Legislators already differ on whether the bill amounts to an expansion of gambling. House Speaker Brian Bosma (R-Indianapolis) says it is, and faces opposition in the House as a result. He says allowing waterfront casinos to move inland would expand gambling, because there‘d be no justification left for denying casinos elsewhere.
Senate President Pro Tem David Long (R-Fort Wayne) argues the riverboats would be the same casinos they were before. He concedes turning the racinos into full-fledged casinos would expand gambling, but argues that expansion is insignificant.

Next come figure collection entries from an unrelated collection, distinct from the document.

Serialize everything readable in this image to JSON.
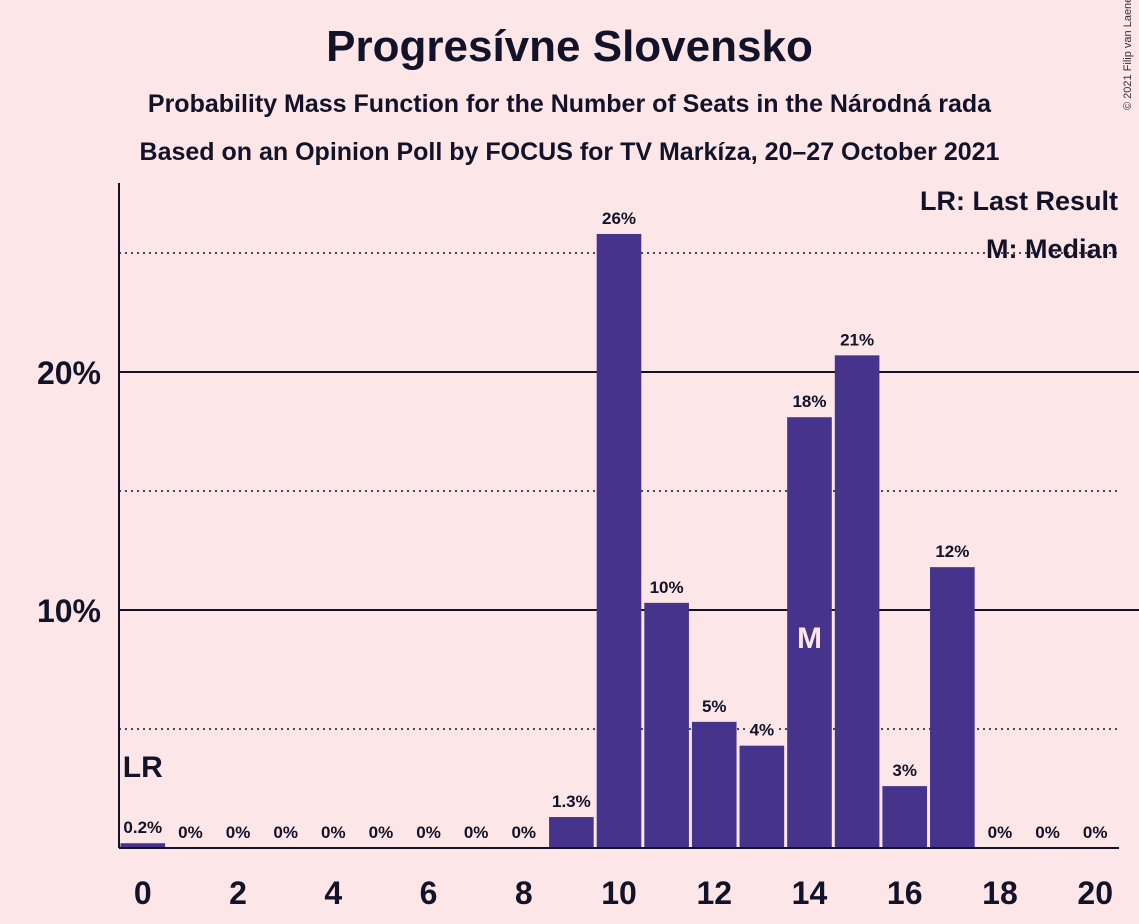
{
  "chart_data": {
    "type": "bar",
    "title": "Progresívne Slovensko",
    "subtitle1": "Probability Mass Function for the Number of Seats in the Národná rada",
    "subtitle2": "Based on an Opinion Poll by FOCUS for TV Markíza, 20–27 October 2021",
    "copyright": "© 2021 Filip van Laenen",
    "x": [
      0,
      1,
      2,
      3,
      4,
      5,
      6,
      7,
      8,
      9,
      10,
      11,
      12,
      13,
      14,
      15,
      16,
      17,
      18,
      19,
      20
    ],
    "values": [
      0.2,
      0,
      0,
      0,
      0,
      0,
      0,
      0,
      0,
      1.3,
      25.8,
      10.3,
      5.3,
      4.3,
      18.1,
      20.7,
      2.6,
      11.8,
      0,
      0,
      0
    ],
    "labels": [
      "0.2%",
      "0%",
      "0%",
      "0%",
      "0%",
      "0%",
      "0%",
      "0%",
      "0%",
      "1.3%",
      "26%",
      "10%",
      "5%",
      "4%",
      "18%",
      "21%",
      "3%",
      "12%",
      "0%",
      "0%",
      "0%"
    ],
    "x_ticks": [
      "0",
      "2",
      "4",
      "6",
      "8",
      "10",
      "12",
      "14",
      "16",
      "18",
      "20"
    ],
    "y_ticks": [
      {
        "value": 10,
        "label": "10%"
      },
      {
        "value": 20,
        "label": "20%"
      }
    ],
    "y_minor_gridlines": [
      5,
      15,
      25
    ],
    "ylim": [
      0,
      28
    ],
    "last_result": {
      "x": 0,
      "marker": "LR"
    },
    "median": {
      "x": 14,
      "marker": "M"
    },
    "legend": [
      "LR: Last Result",
      "M: Median"
    ],
    "colors": {
      "bar": "#45338c",
      "background": "#fde6e8",
      "text": "#121228",
      "median_marker": "#fde6e8"
    }
  }
}
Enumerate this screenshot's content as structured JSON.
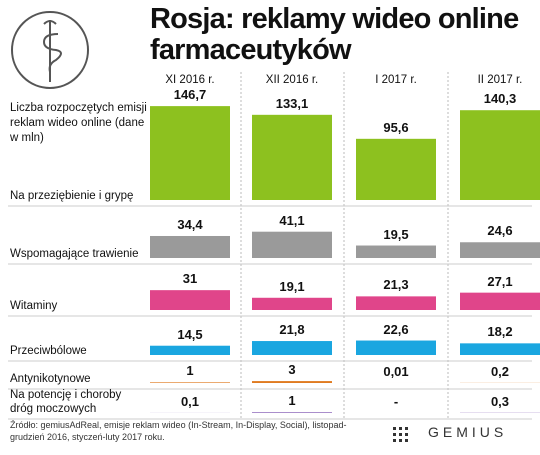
{
  "chart_data": {
    "type": "bar",
    "title": "Rosja: reklamy wideo online farmaceutyków",
    "subtitle": "Liczba rozpoczętych emisji reklam wideo online (dane w mln)",
    "categories": [
      "XI 2016 r.",
      "XII 2016 r.",
      "I 2017 r.",
      "II 2017 r."
    ],
    "series": [
      {
        "name": "Na przeziębienie i grypę",
        "color": "#8dc11f",
        "values": [
          146.7,
          133.1,
          95.6,
          140.3
        ],
        "value_labels": [
          "146,7",
          "133,1",
          "95,6",
          "140,3"
        ]
      },
      {
        "name": "Wspomagające trawienie",
        "color": "#9a9a9a",
        "values": [
          34.4,
          41.1,
          19.5,
          24.6
        ],
        "value_labels": [
          "34,4",
          "41,1",
          "19,5",
          "24,6"
        ]
      },
      {
        "name": "Witaminy",
        "color": "#e0458a",
        "values": [
          31,
          19.1,
          21.3,
          27.1
        ],
        "value_labels": [
          "31",
          "19,1",
          "21,3",
          "27,1"
        ]
      },
      {
        "name": "Przeciwbólowe",
        "color": "#1aa6e0",
        "values": [
          14.5,
          21.8,
          22.6,
          18.2
        ],
        "value_labels": [
          "14,5",
          "21,8",
          "22,6",
          "18,2"
        ]
      },
      {
        "name": "Antynikotynowe",
        "color": "#e07b20",
        "values": [
          1,
          3,
          0.01,
          0.2
        ],
        "value_labels": [
          "1",
          "3",
          "0,01",
          "0,2"
        ]
      },
      {
        "name": "Na potencję i choroby dróg moczowych",
        "color": "#7b4fb0",
        "values": [
          0.1,
          1,
          null,
          0.3
        ],
        "value_labels": [
          "0,1",
          "1",
          "-",
          "0,3"
        ]
      }
    ],
    "source": "Źródło: gemiusAdReal, emisje reklam wideo (In-Stream, In-Display, Social), listopad-grudzień 2016, styczeń-luty 2017 roku.",
    "logo": "GEMIUS"
  }
}
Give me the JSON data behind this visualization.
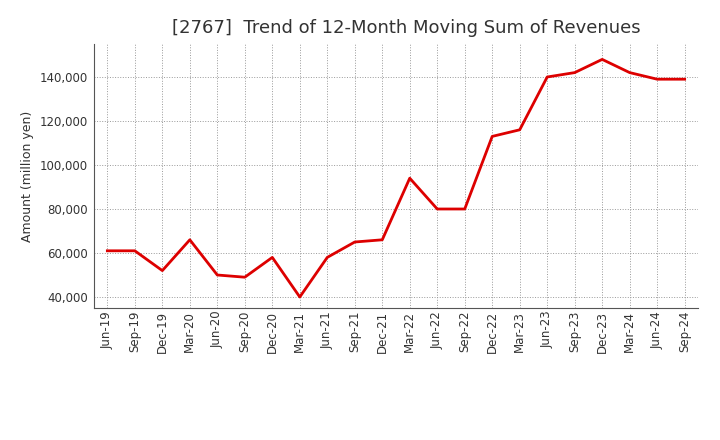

“We‘ve tried to craft it in such a way that it‘s really not a significant expansion of gaming and really does not cost the taxpayers much,” he says.
The casinos themselves contend even the racino upgrade is not an expansion, because they offer electronic poker and blackjack already.
The bill also includes tax changes the casinos have sought, including replacing an admissions tax with a flat tax on revenue, and eliminating taxation of promotional “free plays” given out to lure customers.